Socialists throughout the twentieth century made their opposition to God’s commandments abundantly clear. Socialism (whether in its totalitarian or democratic forms) is inherently confiscatory, because it demands the forcible confiscation of the wealth of others (through taxation), and its redistribution, supposedly to the poor, but in reality it is the politicians and bureaucrats who mainly benefit.6 Socialism everywhere has a sorry history in its consistent pattern. “Socialism has demonstrated its ability to destroy, but not to create… it is first created by an immoral people who are then confirmed and increased in their immorality by the socialist state.” 7

Socialism ultimately demands the ownership, and the destruction of everything in society.
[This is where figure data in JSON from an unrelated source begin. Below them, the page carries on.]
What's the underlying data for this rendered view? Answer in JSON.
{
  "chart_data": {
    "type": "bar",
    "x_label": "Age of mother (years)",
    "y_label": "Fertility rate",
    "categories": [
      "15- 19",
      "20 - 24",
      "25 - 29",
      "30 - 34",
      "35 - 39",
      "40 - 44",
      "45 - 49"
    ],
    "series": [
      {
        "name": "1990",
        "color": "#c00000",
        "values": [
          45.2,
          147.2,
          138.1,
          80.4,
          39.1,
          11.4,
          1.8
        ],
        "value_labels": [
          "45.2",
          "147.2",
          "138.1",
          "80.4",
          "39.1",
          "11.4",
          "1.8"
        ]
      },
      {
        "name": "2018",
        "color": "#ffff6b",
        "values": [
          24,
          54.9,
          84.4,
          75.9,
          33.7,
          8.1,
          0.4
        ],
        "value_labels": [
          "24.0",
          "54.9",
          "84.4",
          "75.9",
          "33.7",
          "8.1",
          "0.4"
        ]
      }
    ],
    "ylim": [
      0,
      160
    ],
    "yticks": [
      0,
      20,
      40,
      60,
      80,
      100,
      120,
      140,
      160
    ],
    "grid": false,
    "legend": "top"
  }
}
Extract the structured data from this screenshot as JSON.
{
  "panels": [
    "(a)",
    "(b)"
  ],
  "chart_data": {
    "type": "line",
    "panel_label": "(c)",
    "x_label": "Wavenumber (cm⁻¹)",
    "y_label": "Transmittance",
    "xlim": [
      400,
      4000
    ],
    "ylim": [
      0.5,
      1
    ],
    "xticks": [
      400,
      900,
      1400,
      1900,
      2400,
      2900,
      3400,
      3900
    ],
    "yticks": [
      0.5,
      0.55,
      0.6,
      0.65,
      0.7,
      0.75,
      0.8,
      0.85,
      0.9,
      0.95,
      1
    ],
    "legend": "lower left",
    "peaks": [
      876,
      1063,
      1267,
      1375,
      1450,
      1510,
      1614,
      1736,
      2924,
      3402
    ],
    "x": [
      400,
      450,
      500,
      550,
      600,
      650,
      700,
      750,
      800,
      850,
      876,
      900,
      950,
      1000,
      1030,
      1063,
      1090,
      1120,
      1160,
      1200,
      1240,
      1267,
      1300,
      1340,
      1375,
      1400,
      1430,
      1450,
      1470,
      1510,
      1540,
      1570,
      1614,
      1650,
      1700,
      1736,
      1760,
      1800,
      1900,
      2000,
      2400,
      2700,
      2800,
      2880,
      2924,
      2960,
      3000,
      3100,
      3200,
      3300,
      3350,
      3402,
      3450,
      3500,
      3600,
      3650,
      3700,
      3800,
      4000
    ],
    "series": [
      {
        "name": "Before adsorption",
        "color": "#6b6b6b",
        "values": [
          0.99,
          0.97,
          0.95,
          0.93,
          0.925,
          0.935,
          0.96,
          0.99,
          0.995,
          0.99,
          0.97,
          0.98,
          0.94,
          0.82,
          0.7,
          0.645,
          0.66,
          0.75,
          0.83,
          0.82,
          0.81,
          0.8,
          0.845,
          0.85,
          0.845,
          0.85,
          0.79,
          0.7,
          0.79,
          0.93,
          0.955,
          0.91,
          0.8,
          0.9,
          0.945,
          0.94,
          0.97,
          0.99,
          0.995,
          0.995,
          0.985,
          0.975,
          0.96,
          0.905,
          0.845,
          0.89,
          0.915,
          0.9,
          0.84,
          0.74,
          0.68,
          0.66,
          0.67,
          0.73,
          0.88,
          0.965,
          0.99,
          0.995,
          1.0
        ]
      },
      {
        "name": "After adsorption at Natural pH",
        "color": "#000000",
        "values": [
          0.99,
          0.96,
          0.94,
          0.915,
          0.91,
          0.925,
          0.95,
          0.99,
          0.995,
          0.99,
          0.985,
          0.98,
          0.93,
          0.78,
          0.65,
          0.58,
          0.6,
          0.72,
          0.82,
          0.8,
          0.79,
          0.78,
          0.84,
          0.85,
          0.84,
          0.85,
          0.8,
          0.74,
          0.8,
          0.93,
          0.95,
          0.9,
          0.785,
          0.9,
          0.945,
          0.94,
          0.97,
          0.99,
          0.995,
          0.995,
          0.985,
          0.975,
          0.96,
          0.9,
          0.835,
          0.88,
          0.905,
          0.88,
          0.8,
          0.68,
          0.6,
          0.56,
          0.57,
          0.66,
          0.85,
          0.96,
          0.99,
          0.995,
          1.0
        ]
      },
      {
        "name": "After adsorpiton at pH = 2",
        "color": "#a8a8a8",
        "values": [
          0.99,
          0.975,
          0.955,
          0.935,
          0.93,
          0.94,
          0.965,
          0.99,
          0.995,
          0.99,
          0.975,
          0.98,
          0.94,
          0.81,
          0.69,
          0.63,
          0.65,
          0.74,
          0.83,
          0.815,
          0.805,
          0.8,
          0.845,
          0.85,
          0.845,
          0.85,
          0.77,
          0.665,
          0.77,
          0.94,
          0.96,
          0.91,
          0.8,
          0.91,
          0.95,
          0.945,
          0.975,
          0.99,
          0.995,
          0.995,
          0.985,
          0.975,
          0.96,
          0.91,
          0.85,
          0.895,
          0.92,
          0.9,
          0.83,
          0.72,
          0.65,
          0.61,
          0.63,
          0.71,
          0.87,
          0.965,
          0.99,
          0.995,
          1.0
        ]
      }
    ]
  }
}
It is premised on Satan’s suggestion in the Garden, the lie of redistribution: “you should have what others have.”  Igor Shafarevich described socialism as  “a war against freedom, property, religion, marriage, man, and life itself.” Its results will be “the withering away of all mankind, and its death.” 8

What to Remember:


  1. The tendency to steal is a part of original sin.
  2. Don’t seek to have what belongs to others, unless you are willing to pay.
  3. Never support government sponsored re-distribution of wealth.
  4. Always vote for less taxation and smaller government.
  5. The way to reverse the curse of socialism, is by Biblical obedience and responsibility.
  6. Take responsibility for yourself, your family, and where it is Biblically appropriate, your community. (Gal.6:10) They need you to do this. 9
  7. Remember that “power flows to those who take responsibility.” (Gary North)

1) Rushdoony, R. J., Roots of Reconstruction, 1991, p.893-4.
2) Rushdoony, R. J., Chalcedon Report, April 1967.
3) Augustine, The City of God, circa. 400 AD.
4) Rushdoony, R. J., Roots of Reconstruction, 1991, p.1052.
5) ibid., p.1025.
6) George Orwell was right. He said in Animal Farm, “Somehow it seemed as though the farm had grown richer without making the animals themselves any richer, except of course, for the pigs and the dogs.”
7) Rushdoony, R. J., Salvation and Godly Rule, 1983, p.70.
8) Shafarevich, I., Socialism in our Past and Future, in Solzenitsyn, A., From Under the Rubble, 1974, p.61.
9) See “Health,” and “Welfare” in my book, The Significance of the Godly Family, 2009.